# AnalyticBridge

A Data Science Central Community

# Explaining variability in logistic regression

Hi All,

I have built a logistic regression but I am not able to figure out which goodness of fit measure will help me know 'How much variability of the dependent variable is being explained by the current model'

I have calculated few pseudo r2 to measure this but as we know pseudo r2 is not a good way of measuring.

In addition to this can any one tell me how to calculate McKelvey & Zavoina's pseudo r2

Thanks

Jai

Views: 5669

Comment

Join AnalyticBridge

Comment by Arun on August 23, 2010 at 10:26am
Hi,

Let me try to explain what you're asking for, and why you can't get it.

In logistic regression, a measure of 'how much variation has been explained' by the independent variables is not applicable!
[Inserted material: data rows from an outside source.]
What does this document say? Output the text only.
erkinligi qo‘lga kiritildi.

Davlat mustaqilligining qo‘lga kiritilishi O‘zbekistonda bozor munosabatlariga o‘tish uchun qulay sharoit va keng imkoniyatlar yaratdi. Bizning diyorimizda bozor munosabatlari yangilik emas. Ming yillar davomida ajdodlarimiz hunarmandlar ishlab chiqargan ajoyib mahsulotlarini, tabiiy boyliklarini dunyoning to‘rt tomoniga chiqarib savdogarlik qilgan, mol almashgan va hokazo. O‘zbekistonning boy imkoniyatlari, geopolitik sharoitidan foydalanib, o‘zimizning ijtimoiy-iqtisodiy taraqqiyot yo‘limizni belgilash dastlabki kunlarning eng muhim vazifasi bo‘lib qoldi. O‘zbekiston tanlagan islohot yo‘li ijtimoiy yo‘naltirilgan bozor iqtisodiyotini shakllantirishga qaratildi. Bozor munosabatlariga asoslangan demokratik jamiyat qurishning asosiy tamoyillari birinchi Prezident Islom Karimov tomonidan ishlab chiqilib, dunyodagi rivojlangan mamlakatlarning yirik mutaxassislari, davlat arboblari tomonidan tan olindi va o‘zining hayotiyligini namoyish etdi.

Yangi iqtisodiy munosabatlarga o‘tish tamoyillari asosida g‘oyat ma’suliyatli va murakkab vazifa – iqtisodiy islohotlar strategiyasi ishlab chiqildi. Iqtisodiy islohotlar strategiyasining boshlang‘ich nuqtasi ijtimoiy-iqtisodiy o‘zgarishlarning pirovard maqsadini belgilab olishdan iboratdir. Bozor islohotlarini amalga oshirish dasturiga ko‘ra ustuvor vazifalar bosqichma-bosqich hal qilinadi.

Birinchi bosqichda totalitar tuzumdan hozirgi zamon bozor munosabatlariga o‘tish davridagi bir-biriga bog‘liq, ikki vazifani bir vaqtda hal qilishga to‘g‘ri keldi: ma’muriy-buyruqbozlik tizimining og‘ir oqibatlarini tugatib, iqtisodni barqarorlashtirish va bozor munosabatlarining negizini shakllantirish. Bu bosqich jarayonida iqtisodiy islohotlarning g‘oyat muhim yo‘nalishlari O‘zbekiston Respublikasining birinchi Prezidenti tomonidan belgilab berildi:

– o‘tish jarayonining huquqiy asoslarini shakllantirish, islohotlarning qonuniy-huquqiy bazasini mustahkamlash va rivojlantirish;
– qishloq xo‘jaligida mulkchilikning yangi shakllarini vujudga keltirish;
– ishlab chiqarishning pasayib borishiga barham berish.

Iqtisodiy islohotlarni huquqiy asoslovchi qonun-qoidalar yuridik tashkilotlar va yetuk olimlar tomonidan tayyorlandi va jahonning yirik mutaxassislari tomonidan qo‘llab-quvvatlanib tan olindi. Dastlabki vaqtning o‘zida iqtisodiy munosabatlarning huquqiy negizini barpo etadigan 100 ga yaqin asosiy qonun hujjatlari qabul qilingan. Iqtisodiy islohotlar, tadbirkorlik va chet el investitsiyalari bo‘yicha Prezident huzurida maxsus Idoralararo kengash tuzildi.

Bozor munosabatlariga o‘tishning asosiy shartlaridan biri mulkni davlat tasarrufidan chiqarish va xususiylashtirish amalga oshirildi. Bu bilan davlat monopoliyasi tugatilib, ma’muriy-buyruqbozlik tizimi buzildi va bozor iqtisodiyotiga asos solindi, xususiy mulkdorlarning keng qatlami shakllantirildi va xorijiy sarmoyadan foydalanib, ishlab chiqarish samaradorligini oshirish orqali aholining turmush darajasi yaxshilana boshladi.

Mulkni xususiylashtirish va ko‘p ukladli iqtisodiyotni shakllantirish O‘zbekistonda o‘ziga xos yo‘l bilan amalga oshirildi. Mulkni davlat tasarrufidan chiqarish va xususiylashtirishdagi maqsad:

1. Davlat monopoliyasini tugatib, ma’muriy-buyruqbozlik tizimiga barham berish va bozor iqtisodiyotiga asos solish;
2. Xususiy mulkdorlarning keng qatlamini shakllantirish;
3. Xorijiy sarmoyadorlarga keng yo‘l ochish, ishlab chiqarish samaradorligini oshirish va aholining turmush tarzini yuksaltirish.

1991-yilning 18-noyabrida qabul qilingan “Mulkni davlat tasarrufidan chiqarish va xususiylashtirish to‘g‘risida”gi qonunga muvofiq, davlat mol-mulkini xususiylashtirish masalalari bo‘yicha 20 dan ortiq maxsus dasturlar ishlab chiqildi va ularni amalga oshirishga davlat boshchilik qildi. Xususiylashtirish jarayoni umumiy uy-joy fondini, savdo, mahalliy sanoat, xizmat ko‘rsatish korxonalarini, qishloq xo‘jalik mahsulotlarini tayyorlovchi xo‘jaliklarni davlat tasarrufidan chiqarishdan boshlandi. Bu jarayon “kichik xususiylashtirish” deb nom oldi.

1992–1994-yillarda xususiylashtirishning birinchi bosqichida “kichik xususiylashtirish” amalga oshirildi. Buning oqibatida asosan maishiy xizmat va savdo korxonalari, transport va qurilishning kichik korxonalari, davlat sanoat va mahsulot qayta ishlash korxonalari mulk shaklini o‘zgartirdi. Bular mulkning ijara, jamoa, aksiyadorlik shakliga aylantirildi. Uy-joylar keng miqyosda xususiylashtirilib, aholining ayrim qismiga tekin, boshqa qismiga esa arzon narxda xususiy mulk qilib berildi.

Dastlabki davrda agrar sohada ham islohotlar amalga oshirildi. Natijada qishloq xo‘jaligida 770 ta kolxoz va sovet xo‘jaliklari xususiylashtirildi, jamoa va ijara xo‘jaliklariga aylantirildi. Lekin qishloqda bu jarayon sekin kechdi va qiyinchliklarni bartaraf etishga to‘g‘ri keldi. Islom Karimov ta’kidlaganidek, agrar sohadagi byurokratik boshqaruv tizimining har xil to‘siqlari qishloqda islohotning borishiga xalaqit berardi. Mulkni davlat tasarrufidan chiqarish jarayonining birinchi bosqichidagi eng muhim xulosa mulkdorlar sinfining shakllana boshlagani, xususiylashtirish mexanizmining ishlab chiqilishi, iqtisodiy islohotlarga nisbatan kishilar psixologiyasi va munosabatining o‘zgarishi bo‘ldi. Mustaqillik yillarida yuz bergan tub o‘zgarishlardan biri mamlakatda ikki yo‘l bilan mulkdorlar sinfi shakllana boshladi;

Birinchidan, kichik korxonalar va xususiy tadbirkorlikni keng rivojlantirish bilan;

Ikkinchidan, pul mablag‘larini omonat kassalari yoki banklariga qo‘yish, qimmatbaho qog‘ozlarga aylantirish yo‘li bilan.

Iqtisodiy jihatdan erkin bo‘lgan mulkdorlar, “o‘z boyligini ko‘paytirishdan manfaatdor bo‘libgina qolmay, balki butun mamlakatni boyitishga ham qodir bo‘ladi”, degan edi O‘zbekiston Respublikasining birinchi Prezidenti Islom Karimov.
Any such measure would be misleading given the nature of logistic regression - dichotomous.
A pseudo-Rsquare is also a measure of the Deviance of the model from actual, just as AIC or SC is!

Try reading up more on why there is no error term in a logistic regression, and you'll end up understanding why you can't measure a goodness of fit by knowing variance explained as in linear regression.
Remember, in Linear Reg, variance is a constant, while in Logistic Reg, it a function of the probability function you're modeling - a variable variance... can you see why there's a problem understanding the variance explained now??

Hope this helps.

Thanks,
Arun
Comment by Jai Shanker Singh on August 6, 2010 at 12:20am

Hosmer and Lemeshow Goodness of Fit statistic is more useful in assessing the significance of the Logistic Regression than telling us about how much variability of the dependent variable is being explained by the independent variables like R2 in Linear Regression.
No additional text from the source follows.